Na realidade, o racismo estrutural do Brasil sempre foi oficialmente encoberto com o pano surrado da “democracia racial”. O candidato do fascismo pretende agora inaugurar uma nova fase, a do racismo oficialmente assumido, o racismo de Estado. O que sempre se fazia no âmbito das relações privadas ou nas ações policiais costumeiras, mas se negava oficialmente, se pretende que seja assumida publicamente; o racismo sem medo do voto em Bolsonaro. Ele não é candidato para presidente de todos os brasileiros, mas para agir como o “capitão do mato” do povo negro e pobre.
A política de cota foi atacada duramente por ele, que tenta se mostrar “indignado” com a suposta “injustiça de beneficiar o estudante pobre negro em detrimento do estudante pobre branco”. Ele finge não saber que a presidenta Dilma aprovou também a cota para escolas públicas, que beneficia tanto o aluno negro e branco de família de baixa renda. O que Bolsonaro defende mesmo é a expulsão das populações negras e indígenas da universidade e o seu confinamento nas favelas e periferias como alvo das ações de extermínio. Usa o argumento esfarrapado da meritocracia, como se pudesse haver igualdade de oportunidades entre um menino pobre da favela e um menino rico da zona sul.
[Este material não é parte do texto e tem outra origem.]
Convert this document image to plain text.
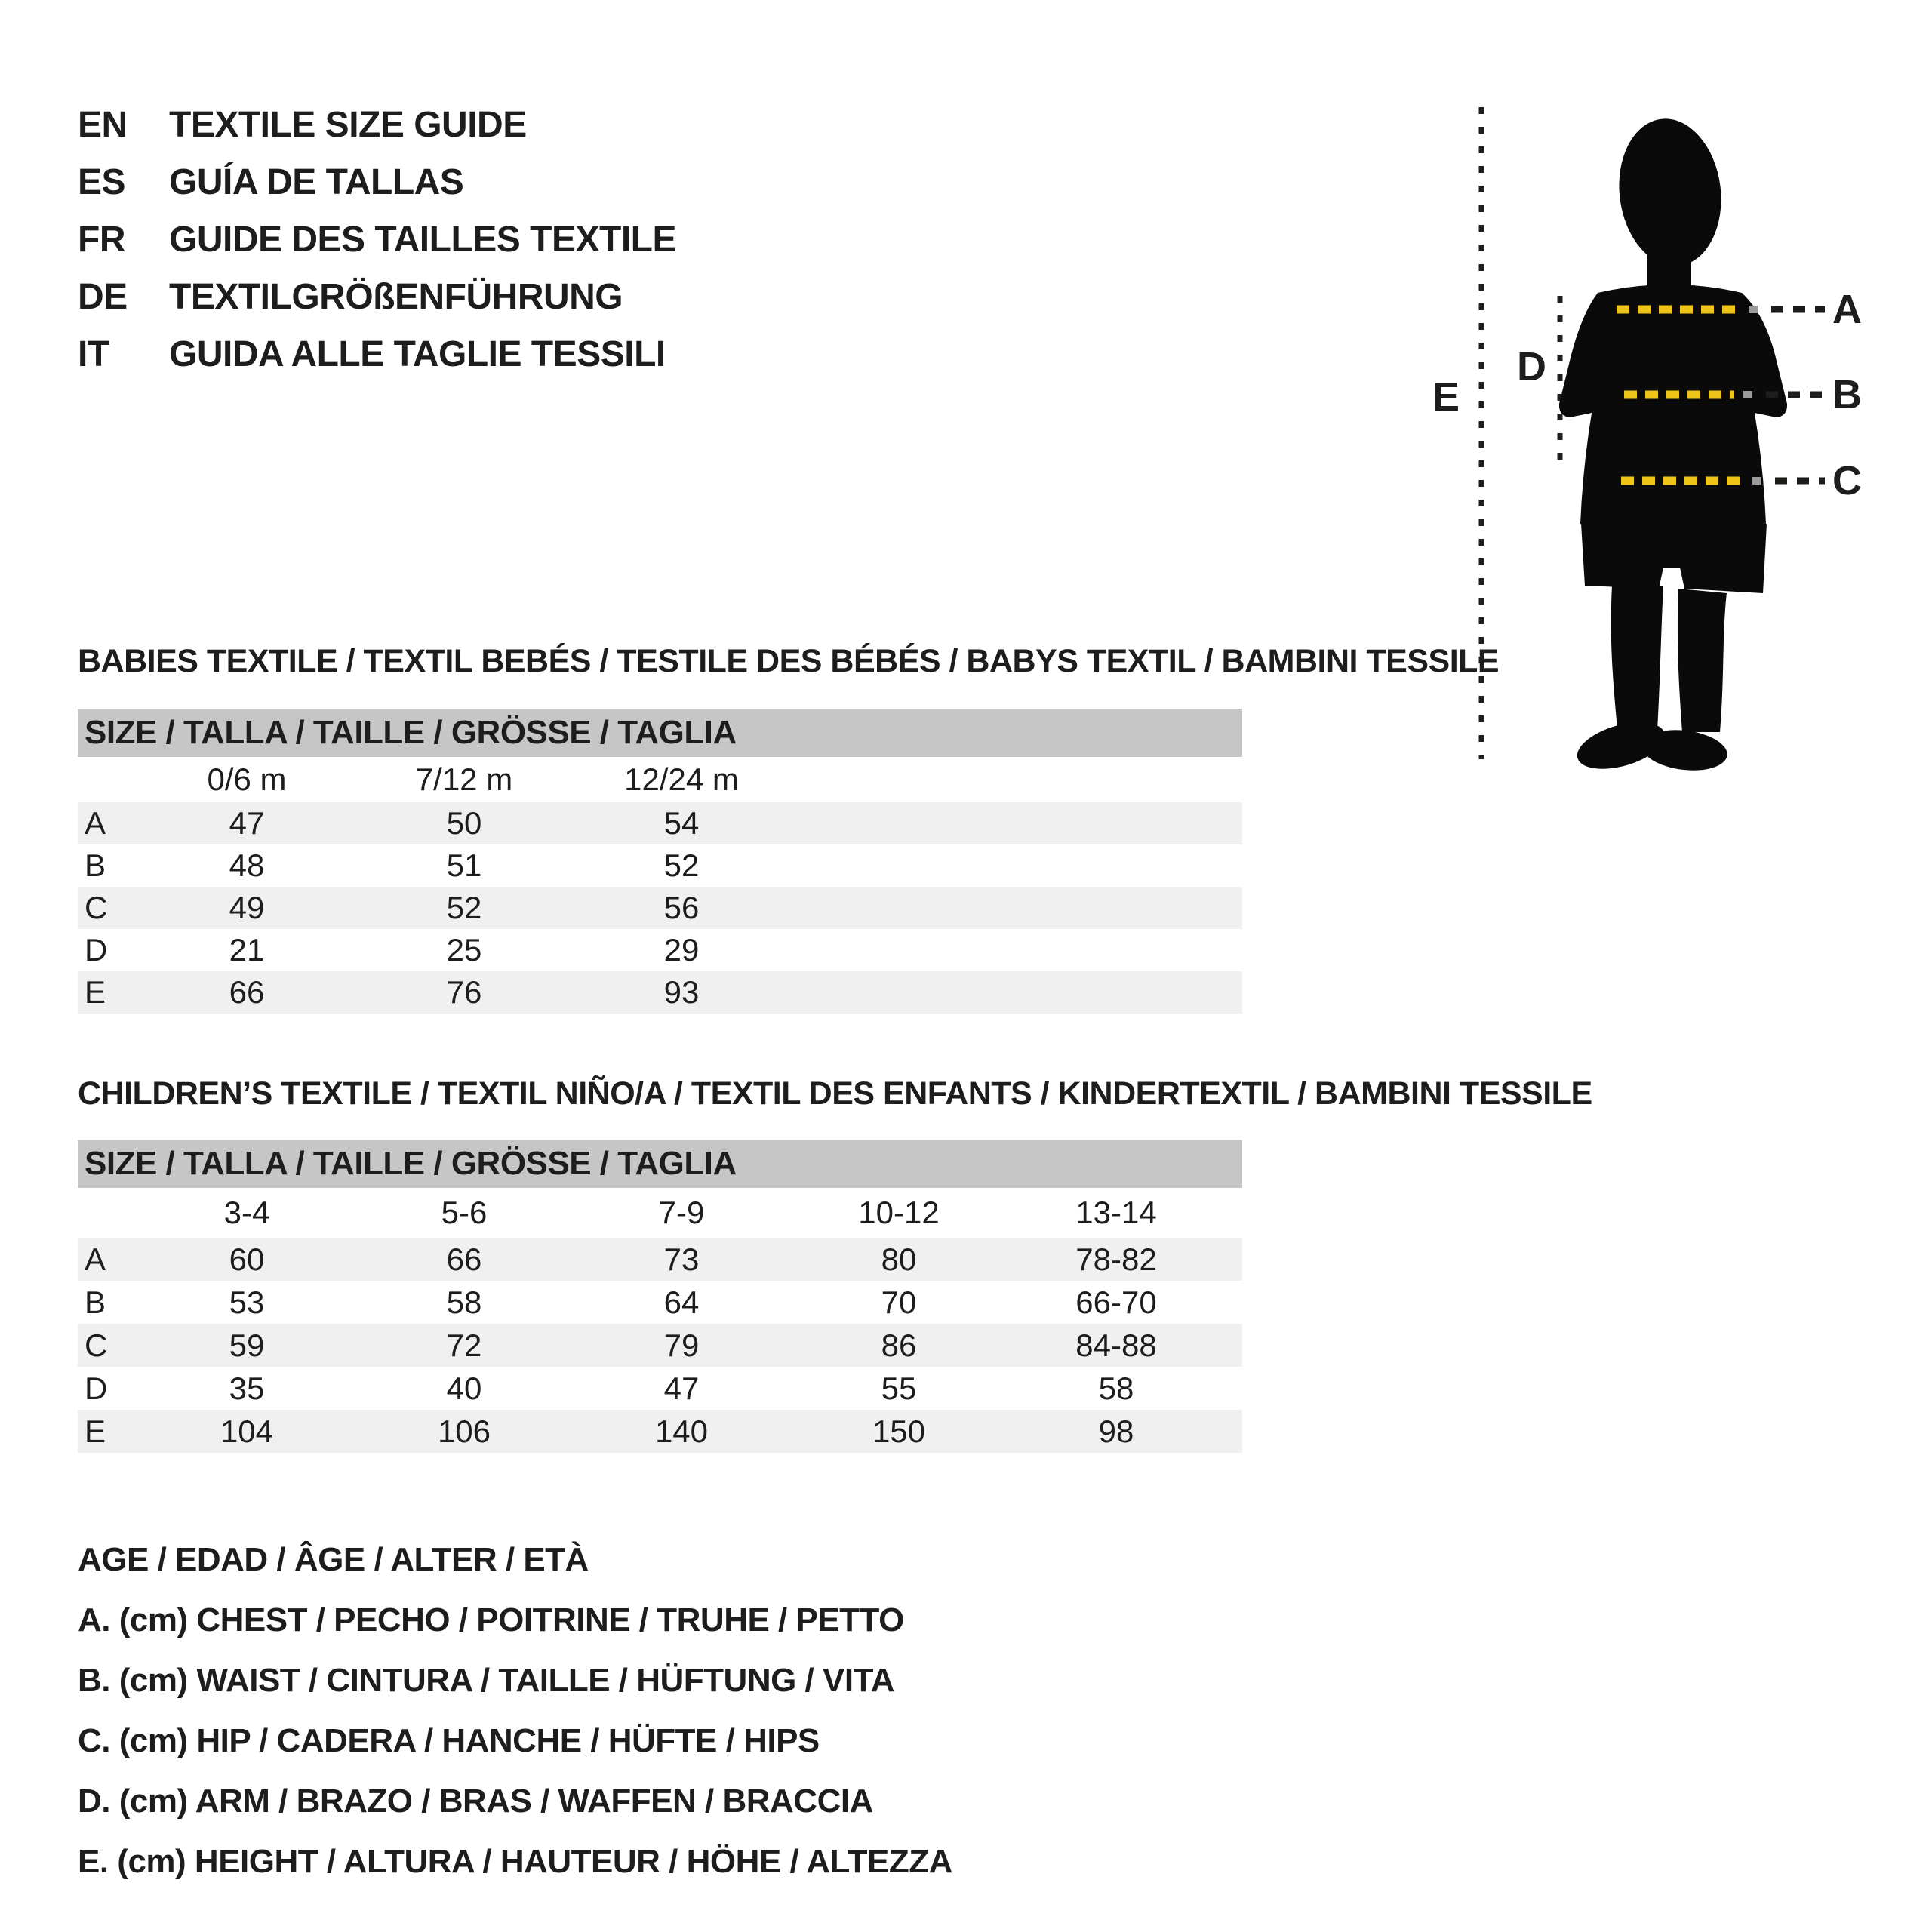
EN	TEXTILE SIZE GUIDE
ES	GUÍA DE TALLAS
FR	GUIDE DES TAILLES TEXTILE
DE	TEXTILGRÖßENFÜHRUNG
IT	GUIDA ALLE TAGLIE TESSILI
A
B
C
D
E
BABIES TEXTILE / TEXTIL BEBÉS / TESTILE DES BÉBÉS / BABYS TEXTIL / BAMBINI TESSILE
SIZE / TALLA / TAILLE / GRÖSSE / TAGLIA
0/6 m	7/12 m	12/24 m
A	47	50	54
B	48	51	52
C	49	52	56
D	21	25	29
E	66	76	93
CHILDREN’S TEXTILE / TEXTIL NIÑO/A / TEXTIL DES ENFANTS / KINDERTEXTIL / BAMBINI TESSILE
SIZE / TALLA / TAILLE / GRÖSSE / TAGLIA
3-4	5-6	7-9	10-12	13-14
A	60	66	73	80	78-82
B	53	58	64	70	66-70
C	59	72	79	86	84-88
D	35	40	47	55	58
E	104	106	140	150	98
AGE / EDAD / ÂGE / ALTER / ETÀ
A. (cm) CHEST / PECHO / POITRINE / TRUHE / PETTO
B. (cm) WAIST / CINTURA / TAILLE / HÜFTUNG / VITA
C. (cm) HIP / CADERA / HANCHE / HÜFTE / HIPS
D. (cm) ARM / BRAZO / BRAS / WAFFEN / BRACCIA
E. (cm) HEIGHT / ALTURA / HAUTEUR / HÖHE / ALTEZZA
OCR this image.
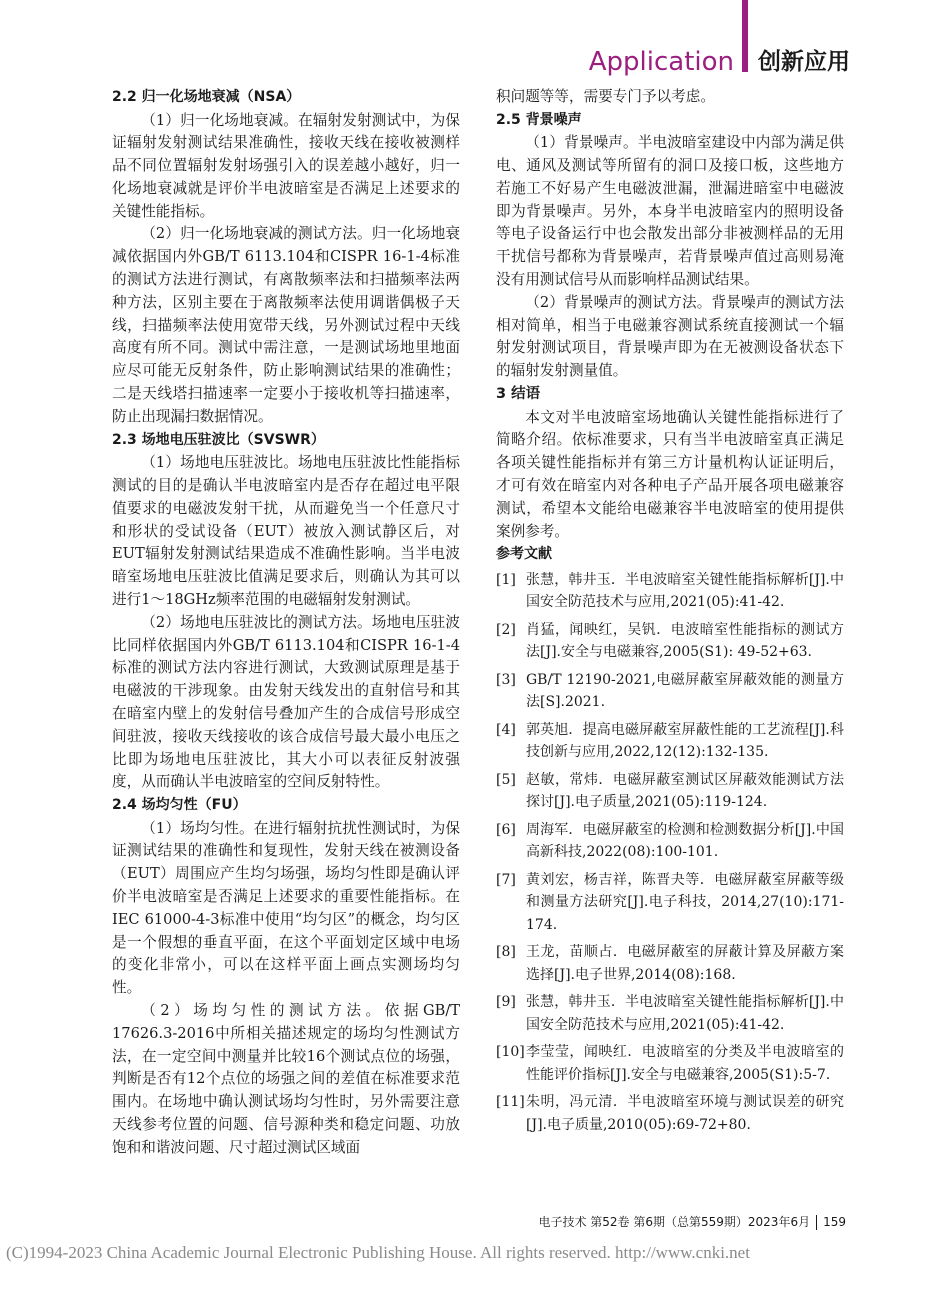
Application 创新应用
2.2 归一化场地衰减（NSA）

（1）归一化场地衰减。在辐射发射测试中，为保证辐射发射测试结果准确性，接收天线在接收被测样品不同位置辐射发射场强引入的误差越小越好，归一化场地衰减就是评价半电波暗室是否满足上述要求的关键性能指标。

（2）归一化场地衰减的测试方法。归一化场地衰减依据国内外GB/T 6113.104和CISPR 16-1-4标准的测试方法进行测试，有离散频率法和扫描频率法两种方法，区别主要在于离散频率法使用调谐偶极子天线，扫描频率法使用宽带天线，另外测试过程中天线高度有所不同。测试中需注意，一是测试场地里地面应尽可能无反射条件，防止影响测试结果的准确性；二是天线塔扫描速率一定要小于接收机等扫描速率，防止出现漏扫数据情况。

2.3 场地电压驻波比（SVSWR）

（1）场地电压驻波比。场地电压驻波比性能指标测试的目的是确认半电波暗室内是否存在超过电平限值要求的电磁波发射干扰，从而避免当一个任意尺寸和形状的受试设备（EUT）被放入测试静区后，对EUT辐射发射测试结果造成不准确性影响。当半电波暗室场地电压驻波比值满足要求后，则确认为其可以进行1～18GHz频率范围的电磁辐射发射测试。

（2）场地电压驻波比的测试方法。场地电压驻波比同样依据国内外GB/T 6113.104和CISPR 16-1-4标准的测试方法内容进行测试，大致测试原理是基于电磁波的干涉现象。由发射天线发出的直射信号和其在暗室内壁上的发射信号叠加产生的合成信号形成空间驻波，接收天线接收的该合成信号最大最小电压之比即为场地电压驻波比，其大小可以表征反射波强度，从而确认半电波暗室的空间反射特性。

2.4 场均匀性（FU）

（1）场均匀性。在进行辐射抗扰性测试时，为保证测试结果的准确性和复现性，发射天线在被测设备（EUT）周围应产生均匀场强，场均匀性即是确认评价半电波暗室是否满足上述要求的重要性能指标。在IEC 61000-4-3标准中使用“均匀区”的概念，均匀区是一个假想的垂直平面，在这个平面划定区域中电场的变化非常小，可以在这样平面上画点实测场均匀性。

（2）场均匀性的测试方法。依据GB/T 17626.3-2016中所相关描述规定的场均匀性测试方法，在一定空间中测量并比较16个测试点位的场强，判断是否有12个点位的场强之间的差值在标准要求范围内。在场地中确认测试场均匀性时，另外需要注意天线参考位置的问题、信号源种类和稳定问题、功放饱和和谐波问题、尺寸超过测试区域面

积问题等等，需要专门予以考虑。

2.5 背景噪声

（1）背景噪声。半电波暗室建设中内部为满足供电、通风及测试等所留有的洞口及接口板，这些地方若施工不好易产生电磁波泄漏，泄漏进暗室中电磁波即为背景噪声。另外，本身半电波暗室内的照明设备等电子设备运行中也会散发出部分非被测样品的无用干扰信号都称为背景噪声，若背景噪声值过高则易淹没有用测试信号从而影响样品测试结果。

（2）背景噪声的测试方法。背景噪声的测试方法相对简单，相当于电磁兼容测试系统直接测试一个辐射发射测试项目，背景噪声即为在无被测设备状态下的辐射发射测量值。

3 结语

本文对半电波暗室场地确认关键性能指标进行了简略介绍。依标准要求，只有当半电波暗室真正满足各项关键性能指标并有第三方计量机构认证证明后，才可有效在暗室内对各种电子产品开展各项电磁兼容测试，希望本文能给电磁兼容半电波暗室的使用提供案例参考。

参考文献
[1] 张慧，韩井玉．半电波暗室关键性能指标解析[J].中国安全防范技术与应用,2021(05):41-42.
[2] 肖猛，闻映红，吴钒．电波暗室性能指标的测试方法[J].安全与电磁兼容,2005(S1): 49-52+63.
[3] GB/T 12190-2021,电磁屏蔽室屏蔽效能的测量方法[S].2021.
[4] 郭英旭．提高电磁屏蔽室屏蔽性能的工艺流程[J].科技创新与应用,2022,12(12):132-135.
[5] 赵敏，常炜．电磁屏蔽室测试区屏蔽效能测试方法探讨[J].电子质量,2021(05):119-124.
[6] 周海军．电磁屏蔽室的检测和检测数据分析[J].中国高新科技,2022(08):100-101.
[7] 黄刘宏，杨吉祥，陈晋夬等．电磁屏蔽室屏蔽等级和测量方法研究[J].电子科技，2014,27(10):171-174.
[8] 王龙，苗顺占．电磁屏蔽室的屏蔽计算及屏蔽方案选择[J].电子世界,2014(08):168.
[9] 张慧，韩井玉．半电波暗室关键性能指标解析[J].中国安全防范技术与应用,2021(05):41-42.
[10] 李莹莹，闻映红．电波暗室的分类及半电波暗室的性能评价指标[J].安全与电磁兼容,2005(S1):5-7.
[11] 朱明，冯元清．半电波暗室环境与测试误差的研究[J].电子质量,2010(05):69-72+80.
电子技术 第52卷 第6期（总第559期）2023年6月 159
(C)1994-2023 China Academic Journal Electronic Publishing House. All rights reserved. http://www.cnki.net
Individualmente, Bolsonaro não passaria de mais um boçal racista e misógino se não tivesse sido transformado em porta-voz de uma parte da população brasileira que sempre foi racista, misógina e profundamente reacionária. Ele não é nenhum líder nem muito menos um “mito”, mas apenas um instrumento de setores poderosos em cassar Lula, esmagar a democracia e as esquerdas e extinguir qualquer política de igualdade social. É um fascista disposto a transformar o Brasil em neocolônia americana e numa presa indefesa do capitalismo mais selvagem e predador.